I am implementing the svd decomposition using givens rotation as follows
http://reference.kfupm.edu.sa/content/b/i/the_bidiagonal_singular_value_decomposit_1343325.pdf
where:
A input matrix
U,S,V output matrices
B bidiagonal matrix
d diagonal of the bidiagonal matrix
e superdiagonal of the bidiagonal matrix
Here is the matlab code:
function [d,e, U, V]=QRZeroShift(d, e, U, V )
%Compute QR zero shift
%Algorithm by Demel and Kahan, Accurate singular values of bidiagonal %matrices, 1990, pp. 14
n = length(d);
c_old = 1;
c = 1;
for i=1:n-1
%Compute Givens rotation
[c, s, r] = givens (c *d(i), e(i));
%Update items of V matrix applying Givens rotations
[V(:, i), V(:, i + 1)] = update (c, s, V(:, i), V (:, i + 1))
if (i ~=1 )
e(i-1) = r*s_old;
end
%Compute Givens rotation
[c_old, s_old, d(i)] = givens (c_old*r,d(i+1)*s);
%Update items of U matrix applying Givens rotations
%Possible error in article: update (c, s,...) found
[U(:, i), U(:, i + 1)] = update (c_old, s_old, U(:, i), U (:, i + 1) );
end
%Actualize diagonal and superdiagonal
h = c*d(n);
e(n-1) = h*s_old;
d(n) = h*c_old;
Givens rotations:
function [c,s,r]=givens(f,g)
%Algorithm by Demel and Kahan, Accurate singular values of bidiagonal %matrices, 1990, pp. 14
if (f==0)
c=0; s=1; r=g;
elseif (abs(f) > abs (g))
t = g/f; t1 = (1 + t*t)^0.5;
c = 1/t1;s = t*c;r = f*t1;
else
t = f /g; t1 = (1 +t*t)^0.5;
s = 1/t1; c = t * s; r = g * t1;
end
Update function:
function [v1, v2 ] = update ( cs, sn, v1, v2 )
n = size(v1);
%Algorithm by Demel and Kahan
%Update procedure, replace v1->cs * t + sn * v2 (1, i)
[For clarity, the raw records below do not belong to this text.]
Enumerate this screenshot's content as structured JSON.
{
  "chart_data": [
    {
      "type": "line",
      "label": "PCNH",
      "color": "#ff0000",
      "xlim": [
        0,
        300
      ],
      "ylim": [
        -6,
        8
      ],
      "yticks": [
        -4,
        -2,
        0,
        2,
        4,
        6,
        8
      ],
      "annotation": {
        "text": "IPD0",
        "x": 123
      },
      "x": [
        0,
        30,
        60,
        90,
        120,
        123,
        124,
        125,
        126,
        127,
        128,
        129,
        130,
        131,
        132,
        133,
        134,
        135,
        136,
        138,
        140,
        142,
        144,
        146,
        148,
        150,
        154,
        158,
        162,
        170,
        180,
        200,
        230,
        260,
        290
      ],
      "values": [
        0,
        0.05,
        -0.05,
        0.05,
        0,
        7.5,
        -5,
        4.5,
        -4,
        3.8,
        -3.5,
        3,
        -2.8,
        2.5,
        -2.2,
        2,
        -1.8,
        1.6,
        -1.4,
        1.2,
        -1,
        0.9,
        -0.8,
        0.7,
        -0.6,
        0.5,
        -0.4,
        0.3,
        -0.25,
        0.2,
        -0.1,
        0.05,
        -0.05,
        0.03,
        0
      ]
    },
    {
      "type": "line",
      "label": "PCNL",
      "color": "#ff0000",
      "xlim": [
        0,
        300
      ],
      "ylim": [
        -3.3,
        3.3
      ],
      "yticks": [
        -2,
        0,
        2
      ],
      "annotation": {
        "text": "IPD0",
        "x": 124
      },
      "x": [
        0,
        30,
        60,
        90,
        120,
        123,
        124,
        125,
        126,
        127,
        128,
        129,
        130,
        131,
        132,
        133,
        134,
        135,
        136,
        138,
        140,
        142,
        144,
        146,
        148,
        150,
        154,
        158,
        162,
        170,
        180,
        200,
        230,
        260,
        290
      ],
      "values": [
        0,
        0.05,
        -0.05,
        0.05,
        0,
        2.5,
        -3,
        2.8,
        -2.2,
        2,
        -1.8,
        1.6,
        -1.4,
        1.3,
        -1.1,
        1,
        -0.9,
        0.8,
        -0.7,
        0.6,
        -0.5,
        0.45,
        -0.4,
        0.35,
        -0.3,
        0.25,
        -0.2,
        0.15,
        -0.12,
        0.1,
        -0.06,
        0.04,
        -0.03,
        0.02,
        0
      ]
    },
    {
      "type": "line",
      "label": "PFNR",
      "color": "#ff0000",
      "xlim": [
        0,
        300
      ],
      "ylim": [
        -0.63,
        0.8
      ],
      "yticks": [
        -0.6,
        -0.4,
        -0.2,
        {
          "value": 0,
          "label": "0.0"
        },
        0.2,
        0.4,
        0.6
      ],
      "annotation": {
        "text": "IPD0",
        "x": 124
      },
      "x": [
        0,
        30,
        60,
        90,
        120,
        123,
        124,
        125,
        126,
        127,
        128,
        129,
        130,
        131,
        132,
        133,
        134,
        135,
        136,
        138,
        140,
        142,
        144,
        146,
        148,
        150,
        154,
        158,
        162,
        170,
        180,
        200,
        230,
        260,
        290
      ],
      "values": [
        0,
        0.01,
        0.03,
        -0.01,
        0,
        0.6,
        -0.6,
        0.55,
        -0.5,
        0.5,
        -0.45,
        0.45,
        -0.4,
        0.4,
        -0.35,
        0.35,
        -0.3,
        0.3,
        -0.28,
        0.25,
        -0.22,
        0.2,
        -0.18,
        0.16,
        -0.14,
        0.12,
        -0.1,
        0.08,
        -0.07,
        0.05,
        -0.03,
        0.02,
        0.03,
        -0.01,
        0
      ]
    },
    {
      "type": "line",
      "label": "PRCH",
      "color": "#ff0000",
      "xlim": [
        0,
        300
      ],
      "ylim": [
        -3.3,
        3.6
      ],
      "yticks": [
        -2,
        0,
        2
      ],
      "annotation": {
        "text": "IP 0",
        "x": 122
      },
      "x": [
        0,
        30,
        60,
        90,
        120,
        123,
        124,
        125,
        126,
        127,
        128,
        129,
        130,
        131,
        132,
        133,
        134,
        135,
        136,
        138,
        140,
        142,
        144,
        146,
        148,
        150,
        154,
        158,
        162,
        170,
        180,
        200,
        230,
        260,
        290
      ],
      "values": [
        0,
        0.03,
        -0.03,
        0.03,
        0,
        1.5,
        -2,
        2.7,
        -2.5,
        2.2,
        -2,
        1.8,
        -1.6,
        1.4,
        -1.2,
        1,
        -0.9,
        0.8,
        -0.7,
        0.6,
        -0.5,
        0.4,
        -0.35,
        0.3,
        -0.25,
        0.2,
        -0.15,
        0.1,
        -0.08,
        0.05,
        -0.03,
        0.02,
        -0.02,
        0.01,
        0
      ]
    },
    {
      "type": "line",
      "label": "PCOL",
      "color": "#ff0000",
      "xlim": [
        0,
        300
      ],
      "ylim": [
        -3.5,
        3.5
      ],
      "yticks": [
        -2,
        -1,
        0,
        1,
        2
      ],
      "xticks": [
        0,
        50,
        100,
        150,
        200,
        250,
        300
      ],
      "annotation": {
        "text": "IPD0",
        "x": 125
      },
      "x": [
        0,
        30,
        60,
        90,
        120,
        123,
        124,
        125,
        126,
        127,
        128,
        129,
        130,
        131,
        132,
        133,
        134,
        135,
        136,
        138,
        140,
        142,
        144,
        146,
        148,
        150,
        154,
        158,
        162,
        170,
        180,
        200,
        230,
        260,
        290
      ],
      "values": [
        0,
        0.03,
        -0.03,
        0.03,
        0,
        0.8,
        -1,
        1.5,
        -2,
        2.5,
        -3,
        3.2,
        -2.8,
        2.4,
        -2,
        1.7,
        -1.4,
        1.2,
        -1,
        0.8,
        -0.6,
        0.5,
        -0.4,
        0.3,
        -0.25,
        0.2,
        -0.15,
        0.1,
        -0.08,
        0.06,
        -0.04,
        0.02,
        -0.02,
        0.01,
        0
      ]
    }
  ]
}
%and v2-> -sn * t +cs * v2 (1, i)
for i=1:n
t = v1( i, 1);
v1(i, 1) = cs * t + sn * v2 (i, 1);
v2(i, 1) = -sn * t +cs * v2 (i, 1);
end
The problem is, that algorithm produces good S and V matrix, but wrong U matrix.
Example:
A = [1 2 3 4; 1 4 5 6; 30 5 7 0; 1 -2 5 6]
Biadiagonal decompoition:
U =
-0.0333 -0.4447 -0.0203 0.8949
-0.0333 -0.8089 -0.4174 -0.4127
-0.9983 0.0545 -0.0157 -0.0104
-0.0333 -0.3807 0.9084 -0.1698
d =
-30.0500
7.9476
-3.5177
-0.5285
e =
0
9.0343
8.5741
3.7482
and
V =
1.0000 0 0 0
0 -0.5673 0.1653 -0.8068
0 -0.8214 -0.0434 0.5687
0 -0.0589 -0.9853 -0.1604
After 100 iterations
for i = 1: 100
[ d, e, U, V] = QRZeroShift( d, e, U, V, 1);
end
my implementation bring the following results
d =
-31.4748
11.7767
4.3094
0.2780
U =
-0.0704 -0.4233 -0.0401 -0.9024
-0.0999 -0.6664 -0.6511 0.3493
-0.9902 0.1381 0.0169 0.0117
-0.0675 -0.5980 0.7578 0.2522
V =
0.9514 0.2085 0.1332 0.1836
0.1702 -0.1378 -0.9756 -0.0179
0.2535 -0.5628 0.1379 -0.7746
0.0409 -0.7879 0.1073 0.6050
but the correct results are:
U =
-0.0704 -0.4167 -0.2262 -0.8776
-0.0999 -0.6695 -0.5652 0.4716
-0.9902 0.1380 0.0191 0.0090
-0.0675 -0.5993 0.7931 0.0855
S=
31.4748 0 0 0
0 11.7767 0 0
0 0 4.3094 0
0 0 0 0.2780
V =
-0.9514 0.2085 0.1332 -0.1836
-0.1702 -0.1378 -0.9756 0.0179
-0.2535 -0.5628 0.1379 0.7746
-0.0409 -0.7879 0.1073 -0.6050
Matrices S, V are correct, but U is wrong... Could anybody help me? Thanks.